ByteDance Ltd. is offering to buy back shares from its employees, ramping up efforts to boost staff morale after plans for an initial public offering stalled.
The Beijing-based company, parent of the hit TikTok video app, informed employees on Wednesday that it will repurchase shares at a price of $155 per restricted stock unit to help those who need to monetise their stocks sooner, according to an internal memo viewed by Bloomberg News. The program, beginning immediately, marks the company’s second round of employee share buybacks in 2022, exceeding previously offered prices, according to a
person familiar with the plan who asked not to be named discussing private matters. ByteDance didn’t respond to an inquiry for comment.
Last month, the Chinese social media titan offered to buy back as much as $3 billion of its own shares from investors at a valuation of about $300 billion, giving backers a way to cash out their investment from the decade-old startup. Once the darling of global investors, ByteDance is now joining a growing list of Chinese internet companies searching for the solutions to restore market confidence and retain talent.
ByteDance has grown into the world’s most valuable startup on the success of apps like TikTok and its Chinese twin Douyin, but in recent years it has been squeezed by Beijing’s crackdown on internet firms at home and Washington’s suspicion of its services in the US.

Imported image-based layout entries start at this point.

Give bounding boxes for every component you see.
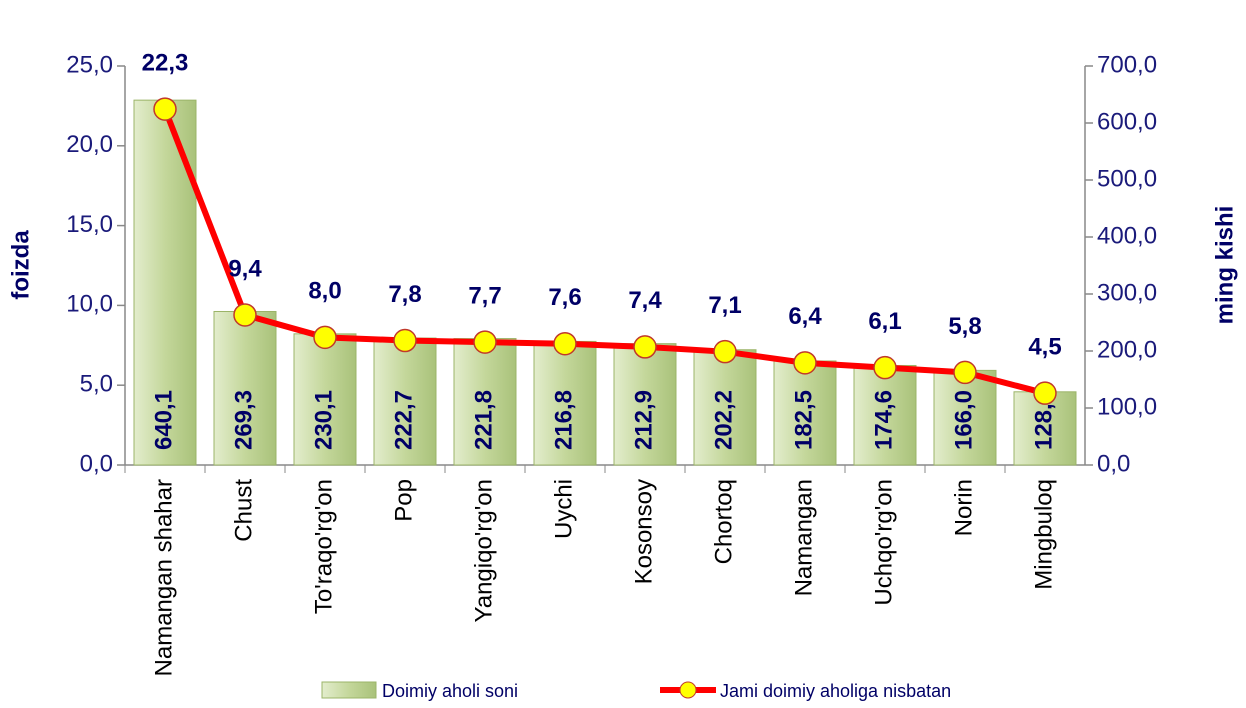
bar xyxy=(533,340,597,466)
line-marker xyxy=(313,325,337,350)
line-value-label: 6,4 xyxy=(788,303,822,330)
bar-value-label: 230,1 xyxy=(310,390,337,450)
y2-axis-title: ming kishi xyxy=(1211,206,1238,325)
y2-tick-label: 0,0 xyxy=(1097,450,1130,477)
bar-value-label: 212,9 xyxy=(630,390,657,450)
bar-value-label: 269,3 xyxy=(230,390,257,450)
bar xyxy=(853,364,917,466)
x-tick-label: Kosonsoy xyxy=(630,479,657,584)
bar xyxy=(773,360,837,466)
bar-value-label: 640,1 xyxy=(150,390,177,450)
legend-marker xyxy=(679,681,697,699)
y2-tick-label: 300,0 xyxy=(1097,279,1157,306)
x-tick-label: Norin xyxy=(950,479,977,536)
y-tick-label: 25,0 xyxy=(66,51,113,78)
y-axis-title: foizda xyxy=(7,230,34,300)
line-value-label: 8,0 xyxy=(308,278,341,305)
y-tick-label: 20,0 xyxy=(66,131,113,158)
line-value-label: 9,4 xyxy=(228,255,262,282)
x-tick-label: Uychi xyxy=(550,479,577,539)
bar-value-label: 202,2 xyxy=(710,390,737,450)
bar-value-label: 221,8 xyxy=(470,390,497,450)
bar-value-label: 216,8 xyxy=(550,390,577,450)
line-marker xyxy=(873,355,897,380)
x-tick-label: Chortoq xyxy=(710,479,737,564)
y-tick-label: 15,0 xyxy=(66,211,113,238)
x-tick-label: Pop xyxy=(390,479,417,522)
y2-tick-label: 700,0 xyxy=(1097,51,1157,78)
line-value-label: 4,5 xyxy=(1028,334,1061,361)
bar-value-label: 222,7 xyxy=(390,390,417,450)
x-tick-label: Yangiqo'rg'on xyxy=(470,479,497,623)
line-marker xyxy=(793,351,817,375)
x-tick-label: Namangan xyxy=(790,479,817,596)
y-tick-label: 0,0 xyxy=(80,450,113,477)
y-tick-label: 10,0 xyxy=(66,291,113,318)
bar xyxy=(213,310,277,466)
line-marker xyxy=(953,360,977,385)
x-tick-label: Uchqo'rg'on xyxy=(870,479,897,606)
bar xyxy=(293,333,357,466)
legend-label: Doimiy aholi soni xyxy=(382,681,518,701)
line-marker xyxy=(153,97,177,121)
legend-label: Jami doimiy aholiga nisbatan xyxy=(720,681,951,701)
y2-tick-label: 100,0 xyxy=(1097,393,1157,420)
legend-swatch xyxy=(321,681,377,699)
line-marker xyxy=(473,330,497,354)
y2-tick-label: 500,0 xyxy=(1097,165,1157,192)
bar-value-label: 166,0 xyxy=(950,390,977,450)
line-marker xyxy=(633,335,657,359)
line-value-label: 7,6 xyxy=(548,284,581,311)
bar-value-label: 182,5 xyxy=(790,390,817,450)
y-tick-label: 5,0 xyxy=(80,371,113,398)
bar xyxy=(693,349,757,466)
line-marker xyxy=(713,339,737,364)
line-value-label: 7,1 xyxy=(708,292,741,319)
y2-tick-label: 600,0 xyxy=(1097,108,1157,135)
line-value-label: 7,7 xyxy=(468,282,501,309)
line-marker xyxy=(393,328,417,353)
y2-tick-label: 400,0 xyxy=(1097,222,1157,249)
line-value-label: 22,3 xyxy=(142,49,189,76)
line-value-label: 7,8 xyxy=(388,281,421,308)
bar xyxy=(453,338,517,466)
bar-value-label: 174,6 xyxy=(870,390,897,450)
bar xyxy=(613,343,677,466)
x-tick-label: To'raqo'rg'on xyxy=(310,479,337,614)
line-value-label: 6,1 xyxy=(868,308,901,335)
line-value-label: 7,4 xyxy=(628,287,662,314)
line-marker xyxy=(233,303,257,327)
line-value-label: 5,8 xyxy=(948,313,981,340)
bar xyxy=(933,369,997,466)
y2-tick-label: 200,0 xyxy=(1097,336,1157,363)
line-marker xyxy=(553,331,577,356)
line-marker xyxy=(1033,381,1057,405)
x-tick-label: Chust xyxy=(230,479,257,542)
x-tick-label: Namangan shahar xyxy=(150,479,177,676)
x-tick-label: Mingbuloq xyxy=(1030,479,1057,590)
line xyxy=(162,108,1046,397)
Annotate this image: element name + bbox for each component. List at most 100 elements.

The company has considered taking TikTok public for years, a move that could both reward investors and ease some political pressure as the unit formally splits from its Chinese parent. ByteDance also contemplated a separate IPO for Douyin and its China businesses in Hong Kong. But both debuts have been delayed repeatedly by heightened regulatory scrutiny of Big Tech firms and a global tech selloff that’s suppressed valuations.
With no clear exit plan on the horizon, ByteDance’s valuation dropped to below $300 billion in private trading from a peak of more than $400 billion, Bloomberg News reported in July. The company told its 110,000 global employees in August that it will lower the price of its stock options by 20% as a gesture to retain workers and entice new ones.